В средине первого акта из ложи над авансценой, с правой стороны, полетело вниз несколько лоскутков бумажек. Из кресел кто-то закричал:
– Лаиса! Лаиса! – Лаис не участвовал в спектакле, да к тому мы полагали, по первому извещению, что, будучи больным, его и в театре нет, но, к удивлению нашему, Лаис вышел на сцену, одетый в черный фрак, и, подняв один из билетиков, подошел к лампе над будкой суфлера, прочел про себя написанное и потом, обратясь к публике, сказал:
– Messieurs! Ce n’est rein de plus qu’on exige de faire entendre notre chant national! (Господа, здесь ничего более, как требование нашего народного гимна!)
– Пойте! Пойте! – раздалось несколько голосов. Лаис обратился к музыкантам и сказал:
– Messieurs, maintenant c’est votre affaire! (Господа, теперь это ваше дело!) – Оркестр повиновался.
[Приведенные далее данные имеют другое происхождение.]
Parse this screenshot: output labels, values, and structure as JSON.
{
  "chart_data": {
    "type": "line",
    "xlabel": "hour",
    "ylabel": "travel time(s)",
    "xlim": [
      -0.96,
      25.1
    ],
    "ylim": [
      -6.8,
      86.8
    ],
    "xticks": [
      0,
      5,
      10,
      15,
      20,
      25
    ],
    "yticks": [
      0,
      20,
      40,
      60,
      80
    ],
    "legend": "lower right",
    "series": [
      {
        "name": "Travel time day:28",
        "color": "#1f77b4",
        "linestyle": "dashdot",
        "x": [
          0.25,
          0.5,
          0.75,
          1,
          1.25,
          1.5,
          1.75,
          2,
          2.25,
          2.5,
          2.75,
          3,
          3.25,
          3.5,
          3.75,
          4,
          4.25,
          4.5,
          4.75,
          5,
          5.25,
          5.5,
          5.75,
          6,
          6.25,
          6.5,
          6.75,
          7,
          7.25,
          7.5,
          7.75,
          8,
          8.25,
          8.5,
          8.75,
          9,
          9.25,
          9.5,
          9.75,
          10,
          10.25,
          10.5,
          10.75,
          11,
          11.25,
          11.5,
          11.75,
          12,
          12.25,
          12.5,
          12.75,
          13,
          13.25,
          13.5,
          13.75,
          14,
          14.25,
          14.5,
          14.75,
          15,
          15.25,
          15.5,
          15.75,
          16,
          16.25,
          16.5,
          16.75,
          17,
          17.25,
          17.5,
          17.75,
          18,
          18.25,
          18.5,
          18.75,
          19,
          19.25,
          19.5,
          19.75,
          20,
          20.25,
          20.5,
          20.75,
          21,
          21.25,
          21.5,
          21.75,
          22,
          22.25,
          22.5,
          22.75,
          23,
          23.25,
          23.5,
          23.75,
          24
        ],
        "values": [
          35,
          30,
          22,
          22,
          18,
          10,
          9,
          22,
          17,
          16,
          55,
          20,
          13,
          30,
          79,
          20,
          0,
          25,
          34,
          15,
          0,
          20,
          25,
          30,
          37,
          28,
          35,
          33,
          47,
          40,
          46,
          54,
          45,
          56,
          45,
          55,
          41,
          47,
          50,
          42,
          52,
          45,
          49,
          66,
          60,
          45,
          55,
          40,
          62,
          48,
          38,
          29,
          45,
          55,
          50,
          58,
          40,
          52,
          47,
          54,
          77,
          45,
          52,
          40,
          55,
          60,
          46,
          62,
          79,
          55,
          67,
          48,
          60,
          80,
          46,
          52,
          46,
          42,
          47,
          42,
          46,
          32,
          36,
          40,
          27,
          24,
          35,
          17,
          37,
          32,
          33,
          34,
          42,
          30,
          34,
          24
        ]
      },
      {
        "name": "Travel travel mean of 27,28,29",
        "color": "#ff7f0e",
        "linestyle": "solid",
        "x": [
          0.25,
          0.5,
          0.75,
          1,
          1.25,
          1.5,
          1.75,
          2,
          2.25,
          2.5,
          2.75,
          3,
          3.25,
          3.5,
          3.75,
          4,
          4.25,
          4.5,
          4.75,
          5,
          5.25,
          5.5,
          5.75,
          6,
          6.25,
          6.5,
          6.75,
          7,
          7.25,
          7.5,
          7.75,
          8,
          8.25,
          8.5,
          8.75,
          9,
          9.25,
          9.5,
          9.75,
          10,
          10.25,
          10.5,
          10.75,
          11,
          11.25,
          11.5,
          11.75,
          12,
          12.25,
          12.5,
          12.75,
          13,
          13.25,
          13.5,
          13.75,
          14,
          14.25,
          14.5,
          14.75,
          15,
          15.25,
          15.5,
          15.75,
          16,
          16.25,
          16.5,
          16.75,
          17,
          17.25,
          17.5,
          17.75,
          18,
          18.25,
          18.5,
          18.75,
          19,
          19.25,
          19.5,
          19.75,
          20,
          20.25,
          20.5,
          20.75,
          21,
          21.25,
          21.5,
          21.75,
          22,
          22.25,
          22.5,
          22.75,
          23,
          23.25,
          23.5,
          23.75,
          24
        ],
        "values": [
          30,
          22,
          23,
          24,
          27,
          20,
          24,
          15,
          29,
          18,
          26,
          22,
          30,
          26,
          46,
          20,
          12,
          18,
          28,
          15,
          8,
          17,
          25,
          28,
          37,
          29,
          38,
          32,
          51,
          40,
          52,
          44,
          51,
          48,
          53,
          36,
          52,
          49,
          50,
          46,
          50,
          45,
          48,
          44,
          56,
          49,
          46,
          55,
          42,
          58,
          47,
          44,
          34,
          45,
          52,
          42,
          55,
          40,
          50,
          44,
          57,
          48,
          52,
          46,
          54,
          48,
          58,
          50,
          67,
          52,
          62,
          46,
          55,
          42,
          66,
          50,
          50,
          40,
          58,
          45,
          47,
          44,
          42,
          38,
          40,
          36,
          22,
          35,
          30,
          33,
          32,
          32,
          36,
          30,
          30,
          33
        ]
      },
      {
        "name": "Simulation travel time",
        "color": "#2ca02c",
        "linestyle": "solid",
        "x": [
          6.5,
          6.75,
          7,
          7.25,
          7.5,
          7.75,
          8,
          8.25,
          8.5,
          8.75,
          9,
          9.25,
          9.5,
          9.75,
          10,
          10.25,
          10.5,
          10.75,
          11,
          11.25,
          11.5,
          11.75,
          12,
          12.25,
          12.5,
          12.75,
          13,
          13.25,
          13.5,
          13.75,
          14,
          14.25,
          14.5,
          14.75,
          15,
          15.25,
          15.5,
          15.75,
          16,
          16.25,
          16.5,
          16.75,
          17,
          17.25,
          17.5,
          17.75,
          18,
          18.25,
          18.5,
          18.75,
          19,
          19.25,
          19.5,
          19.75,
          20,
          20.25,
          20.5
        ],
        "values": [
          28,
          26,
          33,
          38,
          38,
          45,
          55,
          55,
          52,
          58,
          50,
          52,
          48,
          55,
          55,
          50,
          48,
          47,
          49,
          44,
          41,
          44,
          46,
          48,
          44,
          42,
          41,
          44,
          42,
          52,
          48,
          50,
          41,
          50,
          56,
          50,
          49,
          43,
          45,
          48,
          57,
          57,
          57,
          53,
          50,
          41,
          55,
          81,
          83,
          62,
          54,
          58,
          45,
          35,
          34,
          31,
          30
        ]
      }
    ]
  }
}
Но певец вместо «Vive Henri IV» запел: «Vive Alexandre!», и едва он произнес это имя, все обратилось к ложе и повторило в один голос: «Vive Alexandre!» Государь встал, приблизился к краю ложи и приветливо раскланялся. Музыка по крайней мере раз семь начинала арию и всякий раз останавливалась на первых тактах, прерываемая общими криками публики. Наконец в креслах некоторые зрители начали уговаривать, что эти все овации могут беспокоить царя и было бы прилично временно воздержаться и дать возможность высоким посетителям насладиться музыкой и спектаклем, и, когда мало-помалу шум и волнение начали утихать, Лаис запел:
Во втором куплете приветствие относилось и к имени прусского короля. В конце 1-го акта произошло новое приключение. Актриса, игравшая роль весталки, как будто в исступлении и забывши свою роль, вскричала:
– Vive le roi! – и повторила это еще два раза. Из многих лож посыпались белые банты и кокарды. Раздалось несколько жидких аплодисментов, тотчас покрытых ропотом, раздавшимся почти во всех концах залы:
– C’est une horreur! mais qu’est ce qu’on veut donc?[284] (Это гадость! Чего же хотят?), – но скоро все смолкло. Тогда над наполеоновой ложей кто-то из высшего над нею этажа спустил белое полотно и покрыл императорского орла. Мне показалось в эту минуту, что все как будто с умыслом приутихло, и весталка стала продолжать свою роль с каким-то уже принужденным напряжением. Конец 1-го и весь 2-й акт прошел без дальнейших приключений, но когда занавес окончательно опустился, из той ложи, из которой прежде был опущен покров для орла, показался мужчина во фраке, сдернул покрывало, стал рвать с места орла и потом, разломав его, в кусках бросил на авансцену. Публика уже расходилась, так что демонстрация эта не обратила на себя особенного внимания. Часы показывали четверть второго.[285]
В театре мы все как-то разместились врознь. Я приехал, как и другие, в город верхом и в одном сюртуке, не озаботясь приискать себе заблаговременно квартиру и теперь, выйдя из театра, один, не зная города, я решительно не знал, где провести ночь. К великой моей радости вспомнил, что полковник Голубцев[286] и Лодыгин говорили, что они нашли себе приют в de la Victoire, Hôtel Mirabeau, а потому я к первому попавшемуся мне под руку лицу обратился с вопросом, где эта улица, как туда пройти, и, к счастью моему, напал на такого, который сам шел в ту сторону. Пройдя всю улицу Ришелье, дружески разговаривая с моим незнакомым спутником, я увидел перед собою вывеску «Hôtel Mirabeau»; поблагодарив его за любезность, мы расстались, и я, позвонив в колокол и узнав от «porteer» (привратника), что тут стоят два русских полковника, приказал отвести себе нумер; зайдя предварительно на минутку к товарищам, вернулся к себе, и, несмотря на усталость, на удобство моего помещения, я долго не мог заснуть, такое сильное впечатление произвело на меня все, что я видел и в чем участвовал за эти два дня в Париже.